De fait, l’arbre, solidement arrimé par ses racines à la terre nourricière, se développe harmonieusement jusqu’à produire des fruits qui, plus que simples aliments, apporteront à l’homme le sens du « plaisir » et du « délice ». N’obtient-on pas ainsi un premier portrait de l’être humain dont le développement spirituel, intellectuel et moral ne tient qu’à la robustesse de ses racines et à la qualité du sol où elles s’enfoncent ? Car existe-t-il un avenir pour les arbres sans passé ou pour les hommes à la trop courte mémoire ou aux racines oublieuses ? Dans le même sens, l’arbre arrive à sa plénitude par les fruits qu’il produit et qui sont comme son couronnement. C’est ainsi que se déroule la vie de l’homme qui ne prend sa pleine signification que si, productrice d’avenir, elle est capable de transmettre, par ses fruits, à la génération suivante.

C’est dire que, comme l’arbre, l’homme est un être qui se cultive. Il est celui que les soins et l’attention perfectionnent, lui permettant d’exprimer l’infini de son potentiel. Et si tout commençait par l’éducation, la sienne propre, celle de ses enfants et de son entourage ? Une éducation, au sens le plus noble et le plus large du terme qui donne une vision du monde, la capacité de le comprendre, la volonté de l’améliorer et la conscience de mener l’œuvre à bien.

Etincelles de Machiah

 Le soleil et la lune

Le texte de la Torah (Gen. 38 : 28-30) nous annonce la naissance de Pérètz et Zara’h, fils de Yéhouda. A leur propos les commentateurs relèvent que Zara’h est comparable au soleil tandis que Pérètz l’est à la lune. Quel est le sens de cette parabole ?

Le soleil représente le mode de service de D.ieu des Justes. En effet, ceux-ci ne connaissent ni changement ni chute. Comme le soleil qui éclaire de façon constante, ils sont d’une perfection immuable. A l’inverse, la lune symbolise le service de D.ieu des Baalei Techouva, ceux qui ont commis des fautes et sont revenus à D.ieu. Ils ont ainsi connu la chute et redécouvert la plénitude, comme la lune qui décroit pour revenir à la perfection.

Cette idée explique pourquoi c’est de Pérètz, ancêtre de la dynastie du roi David, que descendra le Machia’h. Car un des apports essentiels de ce dernier sera justement de donner accès à la Techouva aux Justes puisque celle-ci est toujours d’une grandeur et d’une puissance inégalables !
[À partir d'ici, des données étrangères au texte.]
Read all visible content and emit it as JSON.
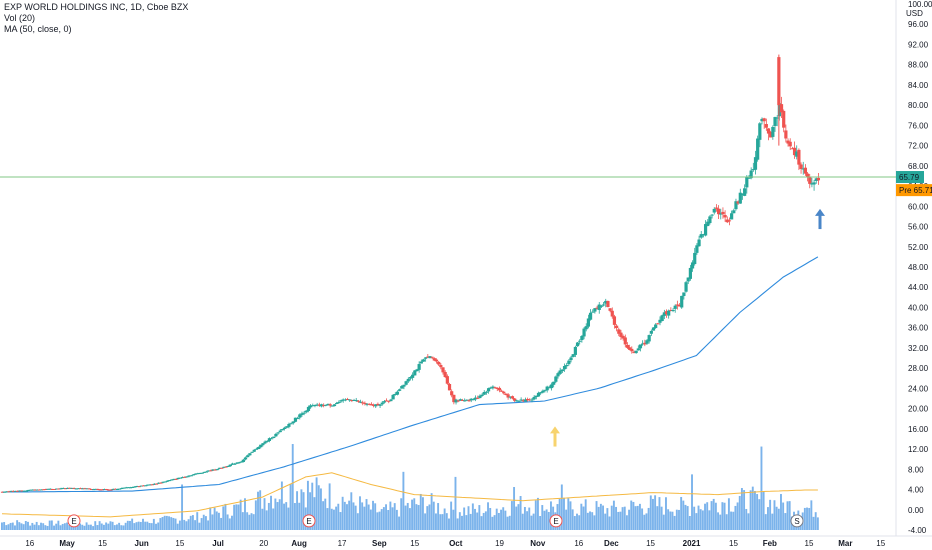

(D’après Likoutei Si’hot vol. XXX  –
Parachat Vayéchev II)

Vivre avec la Paracha

 Yitro

Le beau-père de Moché, Yitro, entend parler des miracles extraordinaires qu’a accomplis D.ieu pour le Peuple d’Israël. Il se rend de Midian, au camp d’Israël, accompagné de la femme de Moché et de leurs deux fils. Yitro conseille à Moché de désigner une hiérarchie constituée de magistrats et de juges pour l’aider dans sa tâche de gouvernance et de législateur pour le peuple.

Les Enfants d’Israël établissent leur campement face au Mont Sinaï où il leur est dit que D.ieu les a choisis pour être Son « royaume de prêtres » et « une nation sainte ». Le peuple répond en proclamant : « Tout ce que D.ieu a dit, nous le ferons ».

Le sixième jour du troisième mois (Sivan), sept semaines après l’Exode, la nation d’Israël dans son intégralité se rassemble au pied du Mont Sinaï. D.ieu descend sur la montagne dans le tonnerre, les éclairs, des tourbillons de fumée et le son du Chofar. Il commande à Moché de monter.

D.ieu proclame les Dix Commandements, enjoignant le Peuple d’Israël de croire en D.ieu, de ne pas servir d’idoles ou de prononcer le Nom de D.ieu en vain, de garder le Chabbat, d’honorer les parents, de ne pas tuer, de ne pas commettre d’adultère, de ne pas voler et de ne pas porter de faux témoignages ni de jalouser autrui. Le peuple s’adresse à Moché en criant que la révélation est trop intense pour qu’ils puissent la supporter, le suppliant de recevoir, lui, la Torah de D.ieu et de la leur transmettre.

Un don et un test

« Pour vous tester, D.ieu est venu… » (Chemot 20 :17)

Le Don de la Torah au Mont Sinaï présente de nombreux aspects.

Ce fut une Révélation Divine, la première fois (et jusqu’à présent la seule) où D.ieu nous permit d’appréhender Son Etre-même.

Ce fut la constitution d’une nation : le peuple d’Israël.

Ce fut la communication à l’humanité du plan Divin pour la Création.

Ce fut, nous disent les maîtres ‘hassidiques, un avant-goût du Monde futur messianique.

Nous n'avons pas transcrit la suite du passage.